Nigerians to Endure Prolonged Blackouts as FG and GenCos Disagree on Electricity Debt Figures
The Federal Government of Nigeria and electricity generation companies (GenCos) remain locked in a contentious dispute over the accurate value of outstanding debts in the power sector, with conflicting figures threatening to extend nationwide blackouts. This disagreement underscores deep-seated financial challenges, including legacy debts and opaque accounting practices, that continue to hamper reliable electricity supply.
FG Revises Debt Estimates, GenCos Demand Transparency
Minister of Power, Adebayo Adelabu, recently announced that after reconciliation efforts, the debt owed to GenCos might be significantly lower than the widely cited N6.3 trillion. Speaking at a press briefing in Abuja, Adelabu explained that initial estimates of around N4 trillion as of the end of 2024 were audited and adjusted to approximately N2.8 trillion, factoring in interest charges and foreign exchange components. He emphasized that ongoing discussions could settle the final figure near N4 trillion, with at least 60% of the debt linked to payments due to gas suppliers, who are critical for electricity generation.
However, GenCos have strongly contested these revised figures, calling for greater transparency in the reconciliation process.
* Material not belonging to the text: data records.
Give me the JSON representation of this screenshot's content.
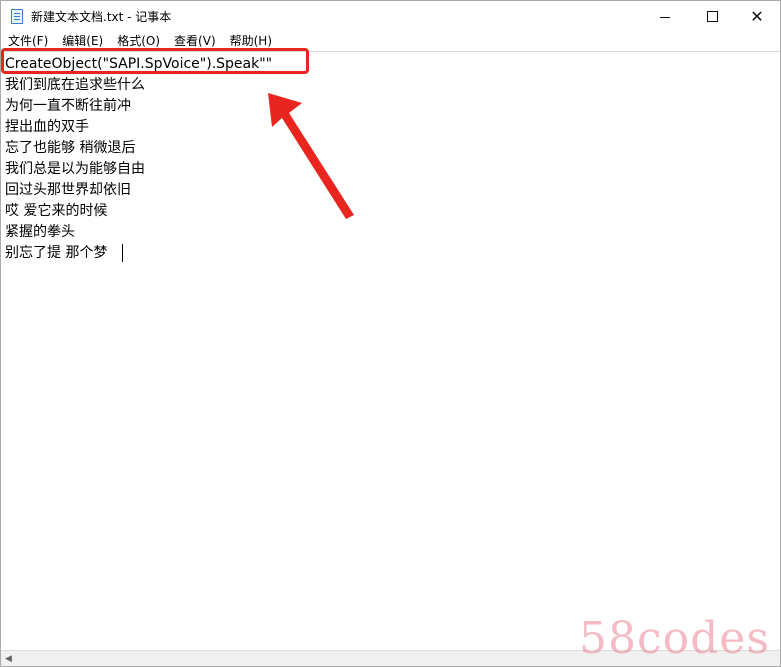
{
  "window": {
    "title": "新建文本文档.txt - 记事本"
  },
  "menu": {
    "items": [
      "文件(F)",
      "编辑(E)",
      "格式(O)",
      "查看(V)",
      "帮助(H)"
    ]
  },
  "editor": {
    "lines": [
      "CreateObject(\"SAPI.SpVoice\").Speak\"\"",
      "我们到底在追求些什么",
      "为何一直不断往前冲",
      "捏出血的双手",
      "忘了也能够 稍微退后",
      "我们总是以为能够自由",
      "回过头那世界却依旧",
      "哎 爱它来的时候",
      "紧握的拳头",
      "别忘了提 那个梦"
    ]
  },
  "annotation": {
    "color": "#e8261f"
  },
  "watermark": {
    "text": "58codes"
  },
  "icons": {
    "app": "notepad-icon",
    "minimize": "minimize-icon",
    "maximize": "maximize-icon",
    "close": "close-icon"
  }
}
Joy Ogaji, Executive Secretary of the Association of Power Generation Companies, questioned the government's methodology, stating that no joint reconciliation meeting has occurred since March 2025. She urged authorities to publish detailed breakdowns of how the figures were calculated, highlighting that GenCos' claims are based on contractual agreements, including unpaid invoices from 2015, capacity payments, foreign exchange adjustments, and costs from frequent plant start-ups and shutdowns.
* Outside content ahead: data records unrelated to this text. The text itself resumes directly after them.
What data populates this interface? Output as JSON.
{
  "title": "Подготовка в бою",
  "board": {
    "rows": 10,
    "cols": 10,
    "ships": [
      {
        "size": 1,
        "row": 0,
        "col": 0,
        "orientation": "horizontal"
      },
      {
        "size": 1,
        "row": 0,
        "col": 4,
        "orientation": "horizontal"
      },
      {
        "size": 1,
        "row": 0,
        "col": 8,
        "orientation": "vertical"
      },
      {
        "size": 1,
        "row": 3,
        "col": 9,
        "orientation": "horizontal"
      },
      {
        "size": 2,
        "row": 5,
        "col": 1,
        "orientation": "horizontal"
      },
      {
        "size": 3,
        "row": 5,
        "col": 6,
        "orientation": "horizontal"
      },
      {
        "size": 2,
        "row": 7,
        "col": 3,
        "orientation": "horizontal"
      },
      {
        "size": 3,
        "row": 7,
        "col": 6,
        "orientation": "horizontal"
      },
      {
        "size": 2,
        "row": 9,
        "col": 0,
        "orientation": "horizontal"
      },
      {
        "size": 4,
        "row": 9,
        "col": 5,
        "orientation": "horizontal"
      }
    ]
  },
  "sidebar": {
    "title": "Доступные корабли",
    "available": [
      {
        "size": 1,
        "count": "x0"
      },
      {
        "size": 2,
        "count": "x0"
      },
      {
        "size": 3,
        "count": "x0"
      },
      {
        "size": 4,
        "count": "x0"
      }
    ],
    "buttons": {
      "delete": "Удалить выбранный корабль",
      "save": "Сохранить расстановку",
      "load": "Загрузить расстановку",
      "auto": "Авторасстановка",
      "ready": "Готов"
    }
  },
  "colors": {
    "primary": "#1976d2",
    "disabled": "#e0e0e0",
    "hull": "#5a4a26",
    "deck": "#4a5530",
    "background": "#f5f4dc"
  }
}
Financial Hurdles and Sector Reforms
The ongoing disagreement highlights broader financial issues plaguing Nigeria's power sector, such as tariff gaps, operational inefficiencies, and legacy debts that deter investment. Despite reform initiatives aimed at stabilizing the market, achieving consensus between the FG and GenCos is crucial for restoring investor confidence and ensuring long-term sector stability. In a related development, the federal government raised N501 billion through bonds to address historic electricity debts, a move intended to boost confidence and unlock investments, potentially improving service for over 12 million customers.
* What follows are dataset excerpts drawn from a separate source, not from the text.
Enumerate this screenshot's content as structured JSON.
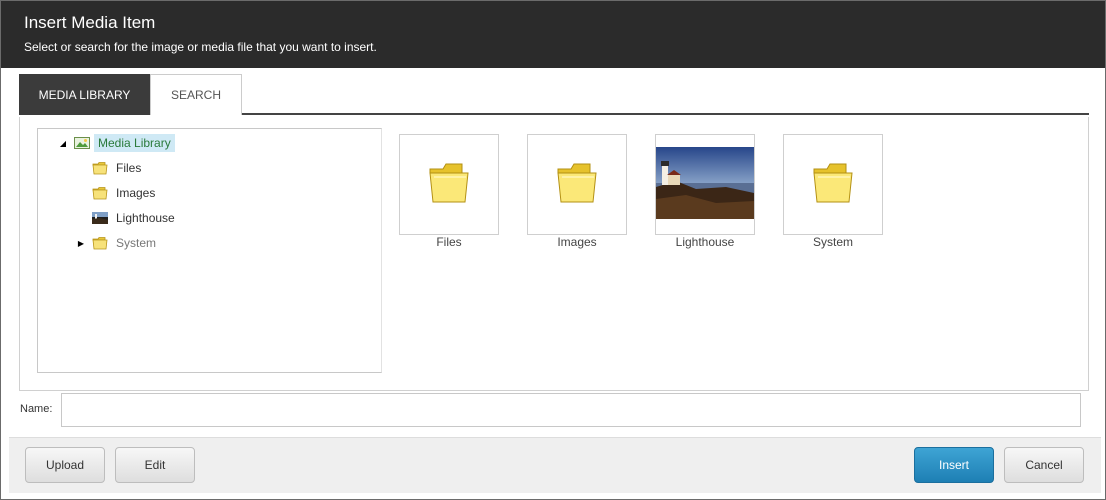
{
  "dialog": {
    "title": "Insert Media Item",
    "subtitle": "Select or search for the image or media file that you want to insert."
  },
  "tabs": [
    {
      "label": "MEDIA LIBRARY",
      "active": true
    },
    {
      "label": "SEARCH",
      "active": false
    }
  ],
  "tree": {
    "root": {
      "label": "Media Library",
      "icon": "media-library-icon",
      "expanded": true,
      "selected": true
    },
    "children": [
      {
        "label": "Files",
        "icon": "folder-icon"
      },
      {
        "label": "Images",
        "icon": "folder-icon"
      },
      {
        "label": "Lighthouse",
        "icon": "image-thumbnail-icon"
      },
      {
        "label": "System",
        "icon": "folder-icon",
        "expandable": true
      }
    ]
  },
  "thumbnails": [
    {
      "label": "Files",
      "icon": "folder-icon"
    },
    {
      "label": "Images",
      "icon": "folder-icon"
    },
    {
      "label": "Lighthouse",
      "icon": "lighthouse-photo"
    },
    {
      "label": "System",
      "icon": "folder-icon"
    }
  ],
  "name_field": {
    "label": "Name:",
    "value": ""
  },
  "buttons": {
    "upload": "Upload",
    "edit": "Edit",
    "insert": "Insert",
    "cancel": "Cancel"
  },
  "colors": {
    "header_bg": "#2b2b2b",
    "active_tab_bg": "#3b3b3b",
    "primary_button": "#2790c5",
    "selected_node_bg": "#cfe9f5"
  }
}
As Nigerians continue to face unreliable power supply, the resolution of this debt dispute remains pivotal. The lack of agreement not only prolongs blackouts but also jeopardizes efforts to enhance electricity service delivery nationwide. Stakeholders must prioritize transparent and collaborative reconciliation to overcome these financial barriers and pave the way for a more stable and efficient power sector in Nigeria.